Fix: There are several hacking options to preserve your form and save your spine. Choose whichever works best for you.
- Mount the ends of the bar on platforms, raising the barbell to a height at which you can pull with a flat, neutral spine and no flexion. As you improve in strength and mobility, lower the elevation incrementally.
- Try a semi-sumo setup: Place your feet shoulder-width apart and grip the bar with your hands inside your legs. Note: This isn’t a full-fledged sumo — you’re just giving yourself a little extra room to lower your hips properly and straighten out your torso and spine.

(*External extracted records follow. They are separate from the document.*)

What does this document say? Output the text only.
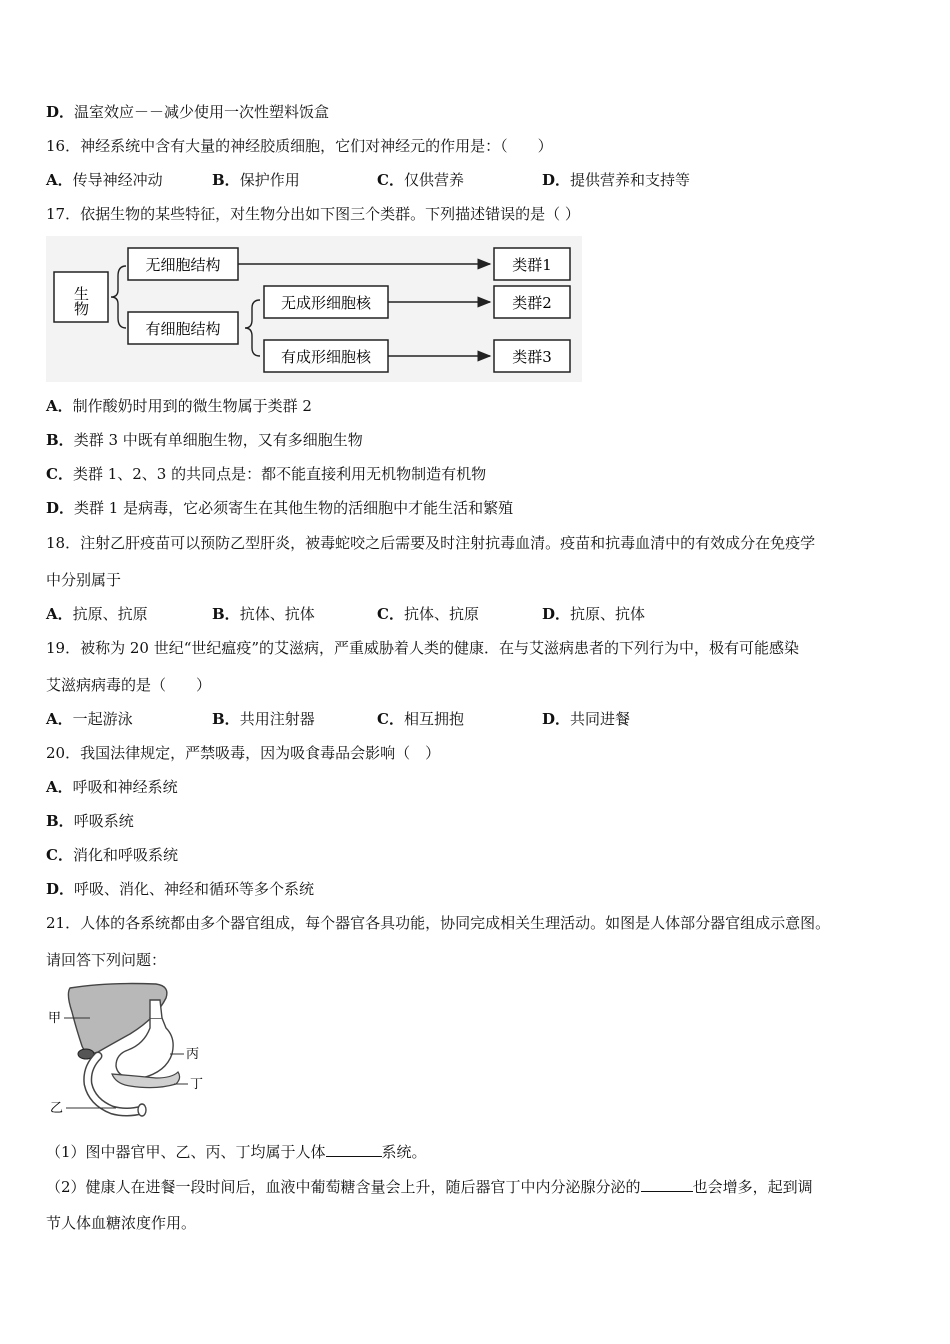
D．温室效应－－减少使用一次性塑料饭盒
16．神经系统中含有大量的神经胶质细胞，它们对神经元的作用是：（　　）
A．传导神经冲动	B．保护作用	C．仅供营养	D．提供营养和支持等
17．依据生物的某些特征，对生物分出如下图三个类群。下列描述错误的是（ ）
生物
无细胞结构
有细胞结构
无成形细胞核
有成形细胞核
类群1
类群2
类群3
A．制作酸奶时用到的微生物属于类群 2
B．类群 3 中既有单细胞生物，又有多细胞生物
C．类群 1、2、3 的共同点是：都不能直接利用无机物制造有机物
D．类群 1 是病毒，它必须寄生在其他生物的活细胞中才能生活和繁殖
18．注射乙肝疫苗可以预防乙型肝炎，被毒蛇咬之后需要及时注射抗毒血清。疫苗和抗毒血清中的有效成分在免疫学
中分别属于
A．抗原、抗原	B．抗体、抗体	C．抗体、抗原	D．抗原、抗体
19．被称为 20 世纪“世纪瘟疫”的艾滋病，严重威胁着人类的健康．在与艾滋病患者的下列行为中，极有可能感染
艾滋病病毒的是（　　）
A．一起游泳	B．共用注射器	C．相互拥抱	D．共同进餐
20．我国法律规定，严禁吸毒，因为吸食毒品会影响（　）
A．呼吸和神经系统
B．呼吸系统
C．消化和呼吸系统
D．呼吸、消化、神经和循环等多个系统
21．人体的各系统都由多个器官组成，每个器官各具功能，协同完成相关生理活动。如图是人体部分器官组成示意图。
请回答下列问题：
甲
丙
丁
乙
（1）图中器官甲、乙、丙、丁均属于人体	系统。
（2）健康人在进餐一段时间后，血液中葡萄糖含量会上升，随后器官丁中内分泌腺分泌的	也会增多，起到调
节人体血糖浓度作用。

- Use a trap bar. Sure, there’s a little more quad emphasis here since there’s nothing to block your knees from traveling forward, but it forces you to find a new center of gravity, making proper deadlifting a possibility again.
If You’re Short
Issue: Your ROM for a deadlift is already shorter since you’re, well, shorter, and a couple 45s slapped onto the barbell ends means that the distance shortens more. If you have a small pair of mitts and a disadvantaged grip, your lifting potential plummets even more.
Fix: Increase your lifting distance and muscle-building probability with these novel ideas.
- Stand on a platform so the bar is lower in relation to your shins, giving you more distance to pull and therefore a greater ROM.
- Instead of using big 45-pound rounds, use metal 25s to increase your pulling space by a vital few inches.
- Find the skinny bar at your gym — use a bar that gives you the best grip advantage. For your home gym, invest in your own competition deadlifting bar.